The way we define art has the power to define our culture. As a people, Arts affect us at the deepest level of the soul. It shapes our thoughts; moves our emotions and enlarges our imaginations, and these are all revealed by our sense of appreciation. So, if we are not at each other’s throats in the country, it could, perhaps, be attributable to our penchant for laughter which normally comes from good comedy; which expresses the philosophy; “live and let live”.
Globally, before Hollywood began to churn out the block-busters for the world audience, we had Charlie Chaplain. Again, while the 007- James Bond series made efforts to captivate its audiences with all kinds of fascinating gadgets, “Mr Bean” was holding his own on the screens too.

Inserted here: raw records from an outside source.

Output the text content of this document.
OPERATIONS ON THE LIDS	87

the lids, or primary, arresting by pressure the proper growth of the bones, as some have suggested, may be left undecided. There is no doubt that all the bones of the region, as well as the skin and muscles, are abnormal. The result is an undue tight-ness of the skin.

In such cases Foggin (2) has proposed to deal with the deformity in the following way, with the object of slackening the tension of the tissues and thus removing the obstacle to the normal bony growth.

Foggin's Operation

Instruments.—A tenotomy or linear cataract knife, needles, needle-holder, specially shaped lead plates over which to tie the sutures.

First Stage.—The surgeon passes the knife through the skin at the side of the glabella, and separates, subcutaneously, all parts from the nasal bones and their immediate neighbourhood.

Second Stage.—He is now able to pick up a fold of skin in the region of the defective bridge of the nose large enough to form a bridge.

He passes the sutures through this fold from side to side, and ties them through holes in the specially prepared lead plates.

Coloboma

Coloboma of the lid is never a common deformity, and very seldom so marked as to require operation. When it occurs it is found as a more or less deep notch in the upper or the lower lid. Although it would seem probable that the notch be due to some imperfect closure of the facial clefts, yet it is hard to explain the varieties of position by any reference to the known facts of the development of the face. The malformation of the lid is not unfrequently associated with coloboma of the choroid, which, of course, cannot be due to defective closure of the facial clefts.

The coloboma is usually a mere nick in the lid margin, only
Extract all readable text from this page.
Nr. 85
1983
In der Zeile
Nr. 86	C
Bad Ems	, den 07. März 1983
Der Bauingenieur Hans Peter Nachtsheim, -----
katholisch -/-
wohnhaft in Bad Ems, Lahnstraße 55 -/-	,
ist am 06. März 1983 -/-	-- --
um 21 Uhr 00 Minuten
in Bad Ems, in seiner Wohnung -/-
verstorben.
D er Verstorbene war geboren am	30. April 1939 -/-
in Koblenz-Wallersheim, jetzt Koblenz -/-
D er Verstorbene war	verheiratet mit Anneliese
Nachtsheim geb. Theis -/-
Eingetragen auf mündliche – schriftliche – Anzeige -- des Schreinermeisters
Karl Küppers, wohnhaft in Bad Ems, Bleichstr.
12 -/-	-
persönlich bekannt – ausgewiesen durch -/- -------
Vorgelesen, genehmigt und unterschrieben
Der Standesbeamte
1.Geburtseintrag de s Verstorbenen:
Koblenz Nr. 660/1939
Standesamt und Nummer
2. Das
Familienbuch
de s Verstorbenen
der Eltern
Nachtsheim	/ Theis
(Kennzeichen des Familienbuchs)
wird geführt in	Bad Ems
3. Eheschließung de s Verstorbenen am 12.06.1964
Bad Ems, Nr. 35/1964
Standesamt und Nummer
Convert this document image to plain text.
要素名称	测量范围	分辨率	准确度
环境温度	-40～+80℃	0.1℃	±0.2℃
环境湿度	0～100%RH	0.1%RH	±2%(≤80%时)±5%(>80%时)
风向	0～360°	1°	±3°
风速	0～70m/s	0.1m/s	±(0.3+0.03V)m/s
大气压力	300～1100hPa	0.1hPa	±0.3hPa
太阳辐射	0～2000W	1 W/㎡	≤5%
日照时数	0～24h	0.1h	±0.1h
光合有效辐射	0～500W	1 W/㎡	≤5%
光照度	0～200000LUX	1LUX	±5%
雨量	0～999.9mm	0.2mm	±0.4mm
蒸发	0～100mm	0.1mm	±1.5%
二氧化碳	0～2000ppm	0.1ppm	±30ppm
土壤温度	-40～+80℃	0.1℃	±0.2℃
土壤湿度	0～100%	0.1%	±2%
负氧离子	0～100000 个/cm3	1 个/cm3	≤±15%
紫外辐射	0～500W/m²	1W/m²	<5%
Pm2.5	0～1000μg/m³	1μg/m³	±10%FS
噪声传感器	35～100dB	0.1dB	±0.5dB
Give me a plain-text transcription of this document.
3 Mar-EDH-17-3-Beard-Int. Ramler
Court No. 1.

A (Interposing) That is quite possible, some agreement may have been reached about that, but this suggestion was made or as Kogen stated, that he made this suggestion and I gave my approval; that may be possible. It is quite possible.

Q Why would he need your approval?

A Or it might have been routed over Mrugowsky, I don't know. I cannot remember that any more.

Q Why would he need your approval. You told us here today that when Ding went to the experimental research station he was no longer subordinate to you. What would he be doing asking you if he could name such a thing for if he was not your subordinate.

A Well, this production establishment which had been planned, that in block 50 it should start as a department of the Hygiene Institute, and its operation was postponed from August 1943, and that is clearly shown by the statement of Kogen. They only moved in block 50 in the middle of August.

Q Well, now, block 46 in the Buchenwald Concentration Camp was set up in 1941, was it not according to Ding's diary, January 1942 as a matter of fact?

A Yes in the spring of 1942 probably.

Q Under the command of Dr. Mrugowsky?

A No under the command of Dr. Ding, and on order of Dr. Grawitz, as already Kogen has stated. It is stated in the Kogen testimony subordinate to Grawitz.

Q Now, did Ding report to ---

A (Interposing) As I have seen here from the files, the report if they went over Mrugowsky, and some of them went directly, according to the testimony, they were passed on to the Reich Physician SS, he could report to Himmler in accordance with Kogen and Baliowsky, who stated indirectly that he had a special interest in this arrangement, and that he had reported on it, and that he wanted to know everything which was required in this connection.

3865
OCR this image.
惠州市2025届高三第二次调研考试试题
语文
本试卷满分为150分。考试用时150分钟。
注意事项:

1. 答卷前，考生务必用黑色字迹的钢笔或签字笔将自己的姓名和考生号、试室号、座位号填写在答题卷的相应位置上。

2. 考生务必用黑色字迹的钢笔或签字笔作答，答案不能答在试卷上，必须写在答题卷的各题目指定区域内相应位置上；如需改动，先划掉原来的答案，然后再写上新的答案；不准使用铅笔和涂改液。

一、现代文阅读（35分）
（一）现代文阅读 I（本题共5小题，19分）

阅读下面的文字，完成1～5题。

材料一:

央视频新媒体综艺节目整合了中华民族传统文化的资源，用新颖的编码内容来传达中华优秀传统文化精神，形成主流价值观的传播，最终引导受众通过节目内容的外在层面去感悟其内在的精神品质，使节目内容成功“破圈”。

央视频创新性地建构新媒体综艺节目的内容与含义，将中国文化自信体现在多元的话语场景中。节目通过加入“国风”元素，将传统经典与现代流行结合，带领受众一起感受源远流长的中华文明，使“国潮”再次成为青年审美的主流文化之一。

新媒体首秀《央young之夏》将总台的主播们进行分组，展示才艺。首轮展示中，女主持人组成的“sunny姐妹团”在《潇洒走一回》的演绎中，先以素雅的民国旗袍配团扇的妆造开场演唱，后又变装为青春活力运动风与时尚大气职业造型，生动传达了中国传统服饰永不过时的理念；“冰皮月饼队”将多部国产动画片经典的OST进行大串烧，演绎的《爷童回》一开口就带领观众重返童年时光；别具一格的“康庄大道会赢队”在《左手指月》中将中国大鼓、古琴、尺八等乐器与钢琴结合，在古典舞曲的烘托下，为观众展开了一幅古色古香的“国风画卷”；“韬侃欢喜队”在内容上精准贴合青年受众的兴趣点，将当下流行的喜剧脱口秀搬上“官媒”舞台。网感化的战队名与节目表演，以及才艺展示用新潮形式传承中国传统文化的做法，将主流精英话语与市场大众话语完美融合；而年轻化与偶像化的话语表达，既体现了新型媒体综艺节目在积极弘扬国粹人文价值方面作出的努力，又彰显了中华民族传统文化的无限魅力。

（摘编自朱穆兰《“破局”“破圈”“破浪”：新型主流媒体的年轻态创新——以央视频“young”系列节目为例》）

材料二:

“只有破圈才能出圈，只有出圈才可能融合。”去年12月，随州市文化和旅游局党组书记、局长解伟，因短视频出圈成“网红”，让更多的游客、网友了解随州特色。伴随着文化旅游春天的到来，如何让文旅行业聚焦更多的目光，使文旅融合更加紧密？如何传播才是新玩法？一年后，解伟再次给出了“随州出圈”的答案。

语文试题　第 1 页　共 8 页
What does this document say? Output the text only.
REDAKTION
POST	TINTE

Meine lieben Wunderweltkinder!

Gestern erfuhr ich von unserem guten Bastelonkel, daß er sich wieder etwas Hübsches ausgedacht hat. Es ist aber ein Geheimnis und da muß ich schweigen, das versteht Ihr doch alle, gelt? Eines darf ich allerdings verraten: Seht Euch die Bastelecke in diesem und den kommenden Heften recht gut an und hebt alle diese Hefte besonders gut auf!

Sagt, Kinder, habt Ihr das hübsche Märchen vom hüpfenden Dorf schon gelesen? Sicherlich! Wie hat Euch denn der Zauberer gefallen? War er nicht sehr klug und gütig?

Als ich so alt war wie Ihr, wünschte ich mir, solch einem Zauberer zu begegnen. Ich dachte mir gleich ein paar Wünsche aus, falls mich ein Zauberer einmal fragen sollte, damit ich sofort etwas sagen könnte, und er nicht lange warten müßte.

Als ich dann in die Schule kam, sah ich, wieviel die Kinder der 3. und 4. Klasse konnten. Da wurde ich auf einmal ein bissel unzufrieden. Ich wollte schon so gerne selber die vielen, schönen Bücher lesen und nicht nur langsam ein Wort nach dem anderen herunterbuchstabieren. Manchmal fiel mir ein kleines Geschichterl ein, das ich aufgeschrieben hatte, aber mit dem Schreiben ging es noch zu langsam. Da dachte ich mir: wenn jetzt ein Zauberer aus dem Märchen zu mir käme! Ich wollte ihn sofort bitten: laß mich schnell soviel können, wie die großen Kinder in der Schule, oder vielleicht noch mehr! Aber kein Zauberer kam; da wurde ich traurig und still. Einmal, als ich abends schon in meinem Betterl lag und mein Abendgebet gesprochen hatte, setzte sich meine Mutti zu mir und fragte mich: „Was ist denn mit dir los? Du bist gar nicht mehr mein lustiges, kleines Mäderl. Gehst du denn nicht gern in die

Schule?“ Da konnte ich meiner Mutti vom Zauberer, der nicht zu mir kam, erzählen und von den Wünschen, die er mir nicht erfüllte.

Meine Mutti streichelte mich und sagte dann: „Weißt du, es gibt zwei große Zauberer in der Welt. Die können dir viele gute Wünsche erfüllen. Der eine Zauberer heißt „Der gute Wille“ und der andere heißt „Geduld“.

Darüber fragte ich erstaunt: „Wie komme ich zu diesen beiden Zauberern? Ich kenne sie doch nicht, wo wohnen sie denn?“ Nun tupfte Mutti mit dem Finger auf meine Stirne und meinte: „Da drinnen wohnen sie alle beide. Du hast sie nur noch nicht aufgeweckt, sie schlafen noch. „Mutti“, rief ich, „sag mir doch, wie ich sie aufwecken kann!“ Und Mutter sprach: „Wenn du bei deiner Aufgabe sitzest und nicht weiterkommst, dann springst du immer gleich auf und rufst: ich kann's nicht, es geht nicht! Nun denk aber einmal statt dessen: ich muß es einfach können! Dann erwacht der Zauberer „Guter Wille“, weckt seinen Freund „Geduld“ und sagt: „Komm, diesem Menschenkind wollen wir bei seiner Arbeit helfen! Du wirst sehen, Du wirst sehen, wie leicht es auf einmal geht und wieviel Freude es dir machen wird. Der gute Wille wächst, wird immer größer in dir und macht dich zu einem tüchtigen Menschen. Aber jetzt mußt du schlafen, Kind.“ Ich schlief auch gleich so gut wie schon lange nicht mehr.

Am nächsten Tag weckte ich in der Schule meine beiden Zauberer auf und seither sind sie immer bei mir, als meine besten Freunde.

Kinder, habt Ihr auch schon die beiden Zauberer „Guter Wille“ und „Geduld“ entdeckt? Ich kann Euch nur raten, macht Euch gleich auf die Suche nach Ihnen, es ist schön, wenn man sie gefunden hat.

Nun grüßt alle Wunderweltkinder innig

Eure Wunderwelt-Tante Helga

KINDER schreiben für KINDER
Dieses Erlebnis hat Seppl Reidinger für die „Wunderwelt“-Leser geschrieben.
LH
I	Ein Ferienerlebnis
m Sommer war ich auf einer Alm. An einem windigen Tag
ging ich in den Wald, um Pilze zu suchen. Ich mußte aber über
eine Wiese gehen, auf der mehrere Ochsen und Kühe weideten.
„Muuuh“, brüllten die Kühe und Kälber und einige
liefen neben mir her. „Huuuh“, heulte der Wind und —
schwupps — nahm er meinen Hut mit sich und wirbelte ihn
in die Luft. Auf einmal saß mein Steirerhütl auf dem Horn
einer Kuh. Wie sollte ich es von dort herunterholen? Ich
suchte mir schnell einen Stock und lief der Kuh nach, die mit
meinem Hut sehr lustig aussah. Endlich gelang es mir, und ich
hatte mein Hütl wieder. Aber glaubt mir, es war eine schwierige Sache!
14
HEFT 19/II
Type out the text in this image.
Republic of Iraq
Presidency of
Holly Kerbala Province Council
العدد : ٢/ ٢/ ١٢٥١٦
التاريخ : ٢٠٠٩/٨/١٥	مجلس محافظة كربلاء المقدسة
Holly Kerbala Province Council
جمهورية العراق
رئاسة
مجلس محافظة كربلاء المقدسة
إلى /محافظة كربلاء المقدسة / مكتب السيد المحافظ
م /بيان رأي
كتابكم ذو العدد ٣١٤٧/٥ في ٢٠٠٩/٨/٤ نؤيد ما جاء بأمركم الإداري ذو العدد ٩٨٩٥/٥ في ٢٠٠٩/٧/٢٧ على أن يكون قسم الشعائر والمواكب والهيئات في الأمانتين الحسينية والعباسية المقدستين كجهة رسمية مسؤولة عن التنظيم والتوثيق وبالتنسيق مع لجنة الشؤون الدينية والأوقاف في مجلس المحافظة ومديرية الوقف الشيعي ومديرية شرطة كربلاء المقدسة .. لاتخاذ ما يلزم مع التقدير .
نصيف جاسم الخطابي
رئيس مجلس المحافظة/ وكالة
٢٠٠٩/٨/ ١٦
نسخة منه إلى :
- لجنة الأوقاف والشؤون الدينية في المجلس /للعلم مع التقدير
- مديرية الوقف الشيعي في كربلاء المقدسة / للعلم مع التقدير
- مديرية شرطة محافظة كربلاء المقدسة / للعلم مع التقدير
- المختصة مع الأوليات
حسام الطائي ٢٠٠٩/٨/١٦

We as a nation are barely losing what I describe as our fascination with how frailties in life are overcome through jokes. How could a whole nation be captivated by friendship between Santo, Judas, Bob Okala or Super O.D.? It is all because through their good sense of humor we are motivated and offered stress free rest after work.
So rather than casting those aspersions, Ekow and those who think like him must be educated to become more professional in their outlook. If they have something better to offer, they must know that the provision of “better” alternatives should make Ghanaians better people to each other.
The music we listen to, the films we watch, the comedy that makes us laugh – are tools of development with enormous power over our minds. They express and shape our beliefs and values.
If the practitioners in the arts and culture think segments of the population are lagging behind in development, culturally or otherwise, they have the tools for stimulating growth in those areas. Rather than ostracizing and denigrating them through name calling, they must constitute a special audience; or different market that must be focused on.
Interestingly, Asankrangwa where I come from and our immediate neighbours-Sefwi Wiawso are not in any way unaware or averse to “urban” arts. There are no arts and cultural substances beyond their understanding and appreciation. We may recall that in the 1970’s, there was the national inter-schools band competition which was won by Generation “X” from Asankrangwa Secondary School, in the Western Region.
Those competitions evolved almost into a movement which engendered a kind of cultural vehicle that launched a colossal “culturalization” among the country’s youth back then.
Universally, the classical understanding is that the arts are powerful means of communication; of unveiling something significant about the existing reality. In other words it is a means of representing truth; or portraying profound realities about human condition. On that score, the movie industry has an incontestable advantage, amongst the rest of the media, in bearing such impression.
This is what Ekow Smith-Asante et al should seek to achieve.
The nation’s yearning for improvement in its arts and culture is across board. To obtain the full benefits inherent in the creative arts, the demand for upgrade and promotion cannot be limited to “Kumawood”.
Let us admit that the quality of most of the scripts being presented in our local movies – cast in both local languages and in English are rudimentary, to say the least.
If the “Kumawood” movies are based on ‘witchcraft’; it could also be said of most of the rest of the movies as outright “cut and paste” western stuff.
By seeking to improve our Arts and Culture let us with sober minds, work hard to reach greater heights while unifying the nation and accelerating its development through the creative arts.
The writer is a native of Asankrangwa.